Dissecting causal role of insomnia in cardiovascular disease
This project aims to identify genes and pathways at GWAS loci for insomnia symptoms in humans, test the consequence of loss-of-function of Drosophila orthologs on sleep and cardiac function, and test the impact of perturbed sleep on cardiovascular function in humans and Drosophila.
Linking circadian system and type 2 diabetes through melatonin and receptor variation
This recall by genotype study aims to test the impact of melatonin and MTNR1B variation on regulation glucose regulation in a highly controlled in-laboratory setting and ex vivo in pancreatic islets.
Genetic links between chronic fatigue and long COVID
Genetic approaches leveraging large biobanks offer opportunities for gene discovery unbiased to known biology that should provide insights into the biological underpinnings and possible genetic links with long COVID.
Circadia Study is a novel direct-to-participant cohort study focused on the genetics of individuals with advanced and delayed sleep phase disorder.
SHIFT Study – Impact of melatonin, food timing, and receptor variant on type 2 diabetes
This project aims to test the impact of melatonin and MTNR1B variation on glucose control and risk of type 2 diabetes in an observational study of night shift workers and natural late-night eaters.

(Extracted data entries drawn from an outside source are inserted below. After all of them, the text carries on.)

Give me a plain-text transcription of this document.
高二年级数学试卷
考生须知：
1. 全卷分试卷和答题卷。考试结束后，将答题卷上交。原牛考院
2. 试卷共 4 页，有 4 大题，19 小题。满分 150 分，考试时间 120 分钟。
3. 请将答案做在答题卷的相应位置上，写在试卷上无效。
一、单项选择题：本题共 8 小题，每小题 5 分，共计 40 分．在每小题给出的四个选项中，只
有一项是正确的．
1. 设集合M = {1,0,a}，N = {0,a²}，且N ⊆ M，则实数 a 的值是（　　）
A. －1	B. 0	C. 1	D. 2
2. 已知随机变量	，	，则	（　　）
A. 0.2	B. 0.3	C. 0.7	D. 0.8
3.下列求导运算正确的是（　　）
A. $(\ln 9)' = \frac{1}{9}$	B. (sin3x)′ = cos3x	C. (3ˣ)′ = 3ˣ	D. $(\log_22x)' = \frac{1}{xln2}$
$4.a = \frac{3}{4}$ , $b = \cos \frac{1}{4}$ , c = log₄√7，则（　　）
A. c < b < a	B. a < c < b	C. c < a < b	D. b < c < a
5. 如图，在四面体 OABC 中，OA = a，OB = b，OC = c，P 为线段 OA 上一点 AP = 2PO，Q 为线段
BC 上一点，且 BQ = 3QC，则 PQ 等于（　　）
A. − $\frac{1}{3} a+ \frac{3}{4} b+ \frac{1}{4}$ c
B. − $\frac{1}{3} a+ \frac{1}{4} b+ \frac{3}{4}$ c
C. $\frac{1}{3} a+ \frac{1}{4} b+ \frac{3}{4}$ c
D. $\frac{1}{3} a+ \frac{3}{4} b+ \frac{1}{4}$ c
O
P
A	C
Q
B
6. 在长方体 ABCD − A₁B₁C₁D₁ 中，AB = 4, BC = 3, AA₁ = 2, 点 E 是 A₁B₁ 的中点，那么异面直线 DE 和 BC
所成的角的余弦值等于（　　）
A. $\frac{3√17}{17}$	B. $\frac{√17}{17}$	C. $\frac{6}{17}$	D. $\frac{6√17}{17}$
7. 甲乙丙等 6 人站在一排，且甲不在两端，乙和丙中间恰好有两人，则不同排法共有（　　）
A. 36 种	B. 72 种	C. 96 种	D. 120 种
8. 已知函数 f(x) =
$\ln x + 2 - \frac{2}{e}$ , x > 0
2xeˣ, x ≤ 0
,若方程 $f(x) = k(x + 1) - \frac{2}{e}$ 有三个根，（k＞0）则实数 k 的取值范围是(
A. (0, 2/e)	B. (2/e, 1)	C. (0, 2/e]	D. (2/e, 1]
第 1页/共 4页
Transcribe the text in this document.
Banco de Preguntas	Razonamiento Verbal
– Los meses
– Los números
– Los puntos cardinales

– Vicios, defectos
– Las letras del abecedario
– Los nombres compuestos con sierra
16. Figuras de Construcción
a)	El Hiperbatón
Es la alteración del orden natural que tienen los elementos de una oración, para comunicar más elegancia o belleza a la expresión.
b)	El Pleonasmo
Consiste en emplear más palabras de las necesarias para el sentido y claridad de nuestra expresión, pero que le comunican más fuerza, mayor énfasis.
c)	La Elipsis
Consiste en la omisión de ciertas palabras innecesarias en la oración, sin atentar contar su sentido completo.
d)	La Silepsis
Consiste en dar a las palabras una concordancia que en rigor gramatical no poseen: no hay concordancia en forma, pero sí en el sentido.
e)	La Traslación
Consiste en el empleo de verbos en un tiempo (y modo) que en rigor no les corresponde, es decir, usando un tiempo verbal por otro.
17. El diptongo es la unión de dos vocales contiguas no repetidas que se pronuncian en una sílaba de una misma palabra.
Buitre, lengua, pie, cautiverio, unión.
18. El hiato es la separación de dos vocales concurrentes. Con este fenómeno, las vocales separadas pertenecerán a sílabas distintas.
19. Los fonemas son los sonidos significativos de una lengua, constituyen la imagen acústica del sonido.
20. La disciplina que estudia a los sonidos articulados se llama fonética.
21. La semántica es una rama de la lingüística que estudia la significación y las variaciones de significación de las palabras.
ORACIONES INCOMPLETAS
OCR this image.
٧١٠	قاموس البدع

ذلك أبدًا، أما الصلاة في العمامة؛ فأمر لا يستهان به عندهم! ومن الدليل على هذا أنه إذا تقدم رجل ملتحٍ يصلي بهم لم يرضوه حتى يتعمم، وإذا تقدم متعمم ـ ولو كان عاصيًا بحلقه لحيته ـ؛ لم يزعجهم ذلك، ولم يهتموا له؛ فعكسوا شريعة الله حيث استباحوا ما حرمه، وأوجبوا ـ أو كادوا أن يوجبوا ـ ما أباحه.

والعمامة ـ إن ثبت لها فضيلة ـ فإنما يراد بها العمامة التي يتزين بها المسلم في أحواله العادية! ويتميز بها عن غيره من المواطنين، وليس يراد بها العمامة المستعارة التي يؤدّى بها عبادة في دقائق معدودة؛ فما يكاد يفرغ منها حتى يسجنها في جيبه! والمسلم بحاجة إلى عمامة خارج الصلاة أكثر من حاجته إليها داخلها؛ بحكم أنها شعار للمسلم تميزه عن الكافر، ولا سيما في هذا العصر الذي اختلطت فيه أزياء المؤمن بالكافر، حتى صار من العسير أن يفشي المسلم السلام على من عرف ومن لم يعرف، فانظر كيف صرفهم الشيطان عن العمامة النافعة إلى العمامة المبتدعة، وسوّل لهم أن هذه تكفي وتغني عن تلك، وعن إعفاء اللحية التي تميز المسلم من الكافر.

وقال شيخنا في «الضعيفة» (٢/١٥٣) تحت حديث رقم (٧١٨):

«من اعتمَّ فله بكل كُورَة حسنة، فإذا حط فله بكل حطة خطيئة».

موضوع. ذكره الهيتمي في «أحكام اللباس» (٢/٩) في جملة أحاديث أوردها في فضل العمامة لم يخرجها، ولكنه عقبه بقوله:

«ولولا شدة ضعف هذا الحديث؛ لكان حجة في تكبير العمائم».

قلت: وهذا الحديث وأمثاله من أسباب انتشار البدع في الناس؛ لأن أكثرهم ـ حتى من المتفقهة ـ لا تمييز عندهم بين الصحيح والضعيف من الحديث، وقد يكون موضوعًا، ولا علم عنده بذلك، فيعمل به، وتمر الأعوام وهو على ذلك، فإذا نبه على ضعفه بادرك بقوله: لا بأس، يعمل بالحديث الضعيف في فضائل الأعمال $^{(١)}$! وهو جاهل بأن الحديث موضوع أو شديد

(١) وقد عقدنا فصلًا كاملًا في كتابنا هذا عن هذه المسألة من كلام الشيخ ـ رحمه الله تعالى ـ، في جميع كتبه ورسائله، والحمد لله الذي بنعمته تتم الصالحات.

This study utilizes the Mass General Brigham Biobank to assess the relationship between sleep timing, sleep disorders, and delirium.
Validating Circadian Rhythm Sleep Wake Disorders Using Machine Learning
We are using machine learning approaches to identify potential cases of Circadian Rhythms Sleep Wake Disorders.

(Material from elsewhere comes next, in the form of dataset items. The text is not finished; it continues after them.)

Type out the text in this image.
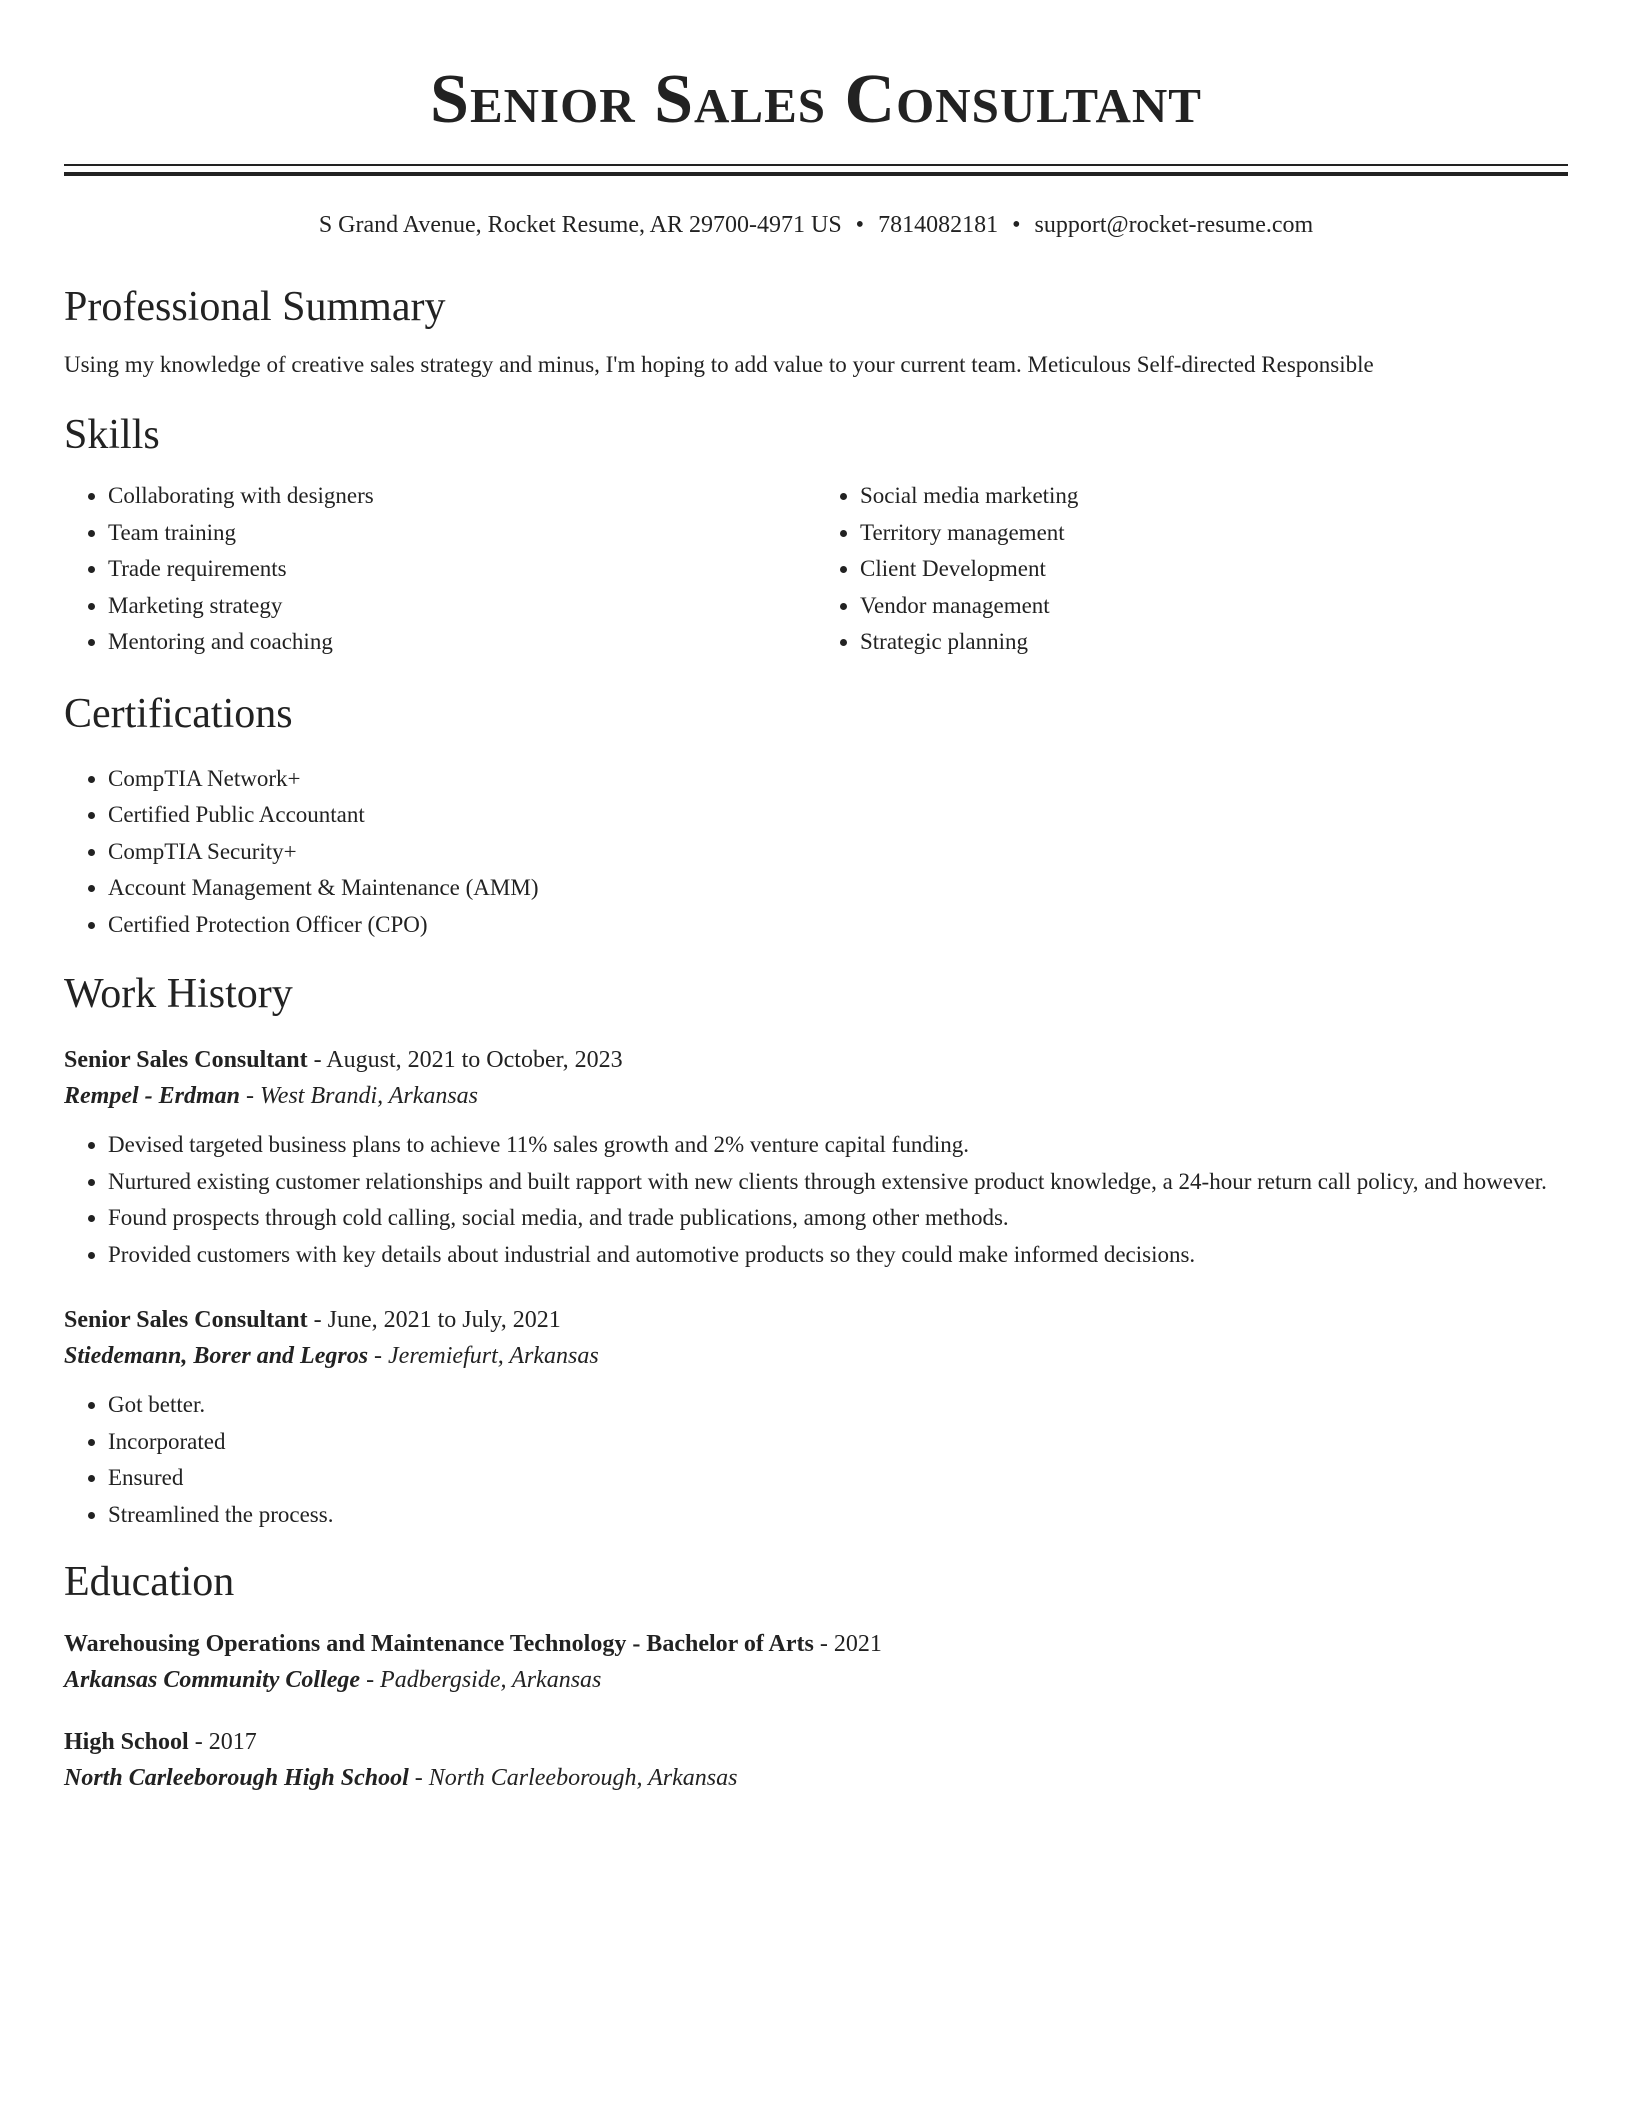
Senior Sales Consultant
S Grand Avenue, Rocket Resume, AR 29700-4971 US • 7814082181 • support@rocket-resume.com
Professional Summary
Using my knowledge of creative sales strategy and minus, I'm hoping to add value to your current team. Meticulous Self-directed Responsible
Skills
• Collaborating with designers
• Team training
• Trade requirements
• Marketing strategy
• Mentoring and coaching
• Social media marketing
• Territory management
• Client Development
• Vendor management
• Strategic planning
Certifications
• CompTIA Network+
• Certified Public Accountant
• CompTIA Security+
• Account Management & Maintenance (AMM)
• Certified Protection Officer (CPO)
Work History
Senior Sales Consultant - August, 2021 to October, 2023
Rempel - Erdman - West Brandi, Arkansas
• Devised targeted business plans to achieve 11% sales growth and 2% venture capital funding.
• Nurtured existing customer relationships and built rapport with new clients through extensive product knowledge, a 24-hour return call policy, and however.
• Found prospects through cold calling, social media, and trade publications, among other methods.
• Provided customers with key details about industrial and automotive products so they could make informed decisions.
Senior Sales Consultant - June, 2021 to July, 2021
Stiedemann, Borer and Legros - Jeremiefurt, Arkansas
• Got better.
• Incorporated
• Ensured
• Streamlined the process.
Education
Warehousing Operations and Maintenance Technology - Bachelor of Arts - 2021
Arkansas Community College - Padbergside, Arkansas
High School - 2017
North Carleeborough High School - North Carleeborough, Arkansas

Bipolar/Depression and Circadian Disturbance
We are exploring the extent to which light sensitivity impacts depression through the circadian rhythms.
NF1 Sleep Study – Longitudinal, objective measurement and analysis of sleep-wake patterns in patients with neurofibromatosis type 1 (NF1)
This is an ongoing cohort study to measure sleep and circadian disturbances in adult patients and matched controls.
Sleep metrics from machine learning for Alzheimer’s disease diagnostics
This proposal aims to develop and validate deep learning tools to discover sleep-based predictors for Alzheimer’s disease through analysis of sleep, activity, and cognitive data.